Ist so ein Eingriff gefährlich?
Ja. Das Gefährliche ist aber nicht die OP. Erst danach kann es Probleme geben. Es treten postoperativ im Rachen Wundschwellungen auf. Deswegen werden bei uns in der Tierklinik die Hunde nur frühvormittags und nicht vor dem Wochenende operiert, damit wir immer genug Möglichkeiten haben, einzugreifen. Die Hunde bleiben bei uns nach der OP stationär mit einer Eins-zu-Eins-Betreuung. Es sitzt den ganzen Tag eine Tiermedizinische Fachangestellte oder ein Tiermedizinischer Fachangestellter bei dem Patient. Er wird keine Sekunde alleine gelassen, bis er wach ist und sich zeigt, dass er selbst richtig atmen kann. Wenn das nicht klappt, muss ein künstlicher Zugang zum Atmen gelegt werden. Dann bleibt der Hund noch bis zu zehn Tage stationär. Das ist totaler Stress für die Tiere.
Vor der OP untersuchen wir auch noch das Herz, denn durch die schlechte Luftversorgung haben diese Rassen oft auch Herzprobleme. Eine Operation und die Betreuung am Tag danach kosten bei uns circa 1.100 Euro.
Wie deutlich sind die Verbesserungen für den Hund nach so einer OP?
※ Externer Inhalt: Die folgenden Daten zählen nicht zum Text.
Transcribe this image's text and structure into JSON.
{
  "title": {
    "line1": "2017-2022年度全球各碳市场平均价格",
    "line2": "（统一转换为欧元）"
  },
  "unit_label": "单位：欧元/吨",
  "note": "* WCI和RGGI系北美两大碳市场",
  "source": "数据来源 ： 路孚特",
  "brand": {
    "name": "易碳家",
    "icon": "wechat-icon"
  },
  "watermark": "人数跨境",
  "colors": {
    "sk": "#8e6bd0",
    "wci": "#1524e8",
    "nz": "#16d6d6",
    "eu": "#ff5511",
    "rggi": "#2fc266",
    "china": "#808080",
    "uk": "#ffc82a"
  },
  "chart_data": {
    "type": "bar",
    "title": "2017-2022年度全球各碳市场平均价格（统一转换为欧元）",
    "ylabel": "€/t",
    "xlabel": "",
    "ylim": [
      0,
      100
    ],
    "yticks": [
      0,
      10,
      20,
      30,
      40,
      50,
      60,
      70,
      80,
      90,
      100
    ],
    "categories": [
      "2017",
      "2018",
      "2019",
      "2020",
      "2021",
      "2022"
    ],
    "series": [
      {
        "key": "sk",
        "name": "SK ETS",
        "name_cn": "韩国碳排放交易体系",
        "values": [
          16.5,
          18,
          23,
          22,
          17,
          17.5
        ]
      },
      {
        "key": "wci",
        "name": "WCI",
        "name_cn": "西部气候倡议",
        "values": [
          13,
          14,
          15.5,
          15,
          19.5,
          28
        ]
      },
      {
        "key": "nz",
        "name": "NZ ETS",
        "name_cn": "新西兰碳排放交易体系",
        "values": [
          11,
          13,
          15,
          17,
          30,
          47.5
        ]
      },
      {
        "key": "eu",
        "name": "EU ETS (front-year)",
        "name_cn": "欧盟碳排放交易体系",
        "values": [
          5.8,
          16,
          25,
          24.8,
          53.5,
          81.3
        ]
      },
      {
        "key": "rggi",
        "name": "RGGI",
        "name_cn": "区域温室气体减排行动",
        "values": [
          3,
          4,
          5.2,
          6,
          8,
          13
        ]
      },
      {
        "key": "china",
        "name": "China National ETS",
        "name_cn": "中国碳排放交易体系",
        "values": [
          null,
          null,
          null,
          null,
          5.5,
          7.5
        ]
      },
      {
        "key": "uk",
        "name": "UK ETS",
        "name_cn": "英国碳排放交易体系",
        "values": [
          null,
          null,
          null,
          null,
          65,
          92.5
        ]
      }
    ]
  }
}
Es kommt darauf an, was die Hauptursachen der Probleme sind, denn es spielen viele Faktoren zusammen. Auch wenn ich eine Voruntersuchung mache, kann ich nicht hundertprozentig abschätzen, ob die Enge ganz beseitigt werden wird. Es gibt Hunde, denen geht es danach ein bisschen besser, manchen geht es deutlich besser. Es gibt aber auch Tiere, die überhaupt nicht von der OP profitieren. Die ganz schweren Fälle schicke ich nach Leipzig ins Brachyzephale Zentrum.
Haben Mops und Französische Bulldogge eine verkürzte Lebenserwartung?
Das müsste man statistisch erheben, aber ich denke schon. Manchmal sind sie so schwer geschädigt, dass sie eingeschläfert werden müssen, weil die Leute sie aus Kostengründen nicht operieren lassen wollen. Bei diesen Hunden besteht übrigens auch das Problem, dass viele schwangere Hündinnen ihre Welpen gar nicht mehr auf die Welt bringen können, weil die zu großen Köpfe nicht durch das Becken passen. Dann muss in der Klinik ein Kaiserschnitt gemacht werden. Ich mag diese Hunde sehr, aber ich mag sie mit langen Nasen. Möpse sind ja eine alte Rasse. Auf alten Gemälden sehen die ganz anders aus. Irgendwoher muss ja der Begriff „mopsfidel" kommen. Die waren mopsfidel, bis der Mensch angefangen hat, auf diese extreme Kurzköpfigkeit zu züchten.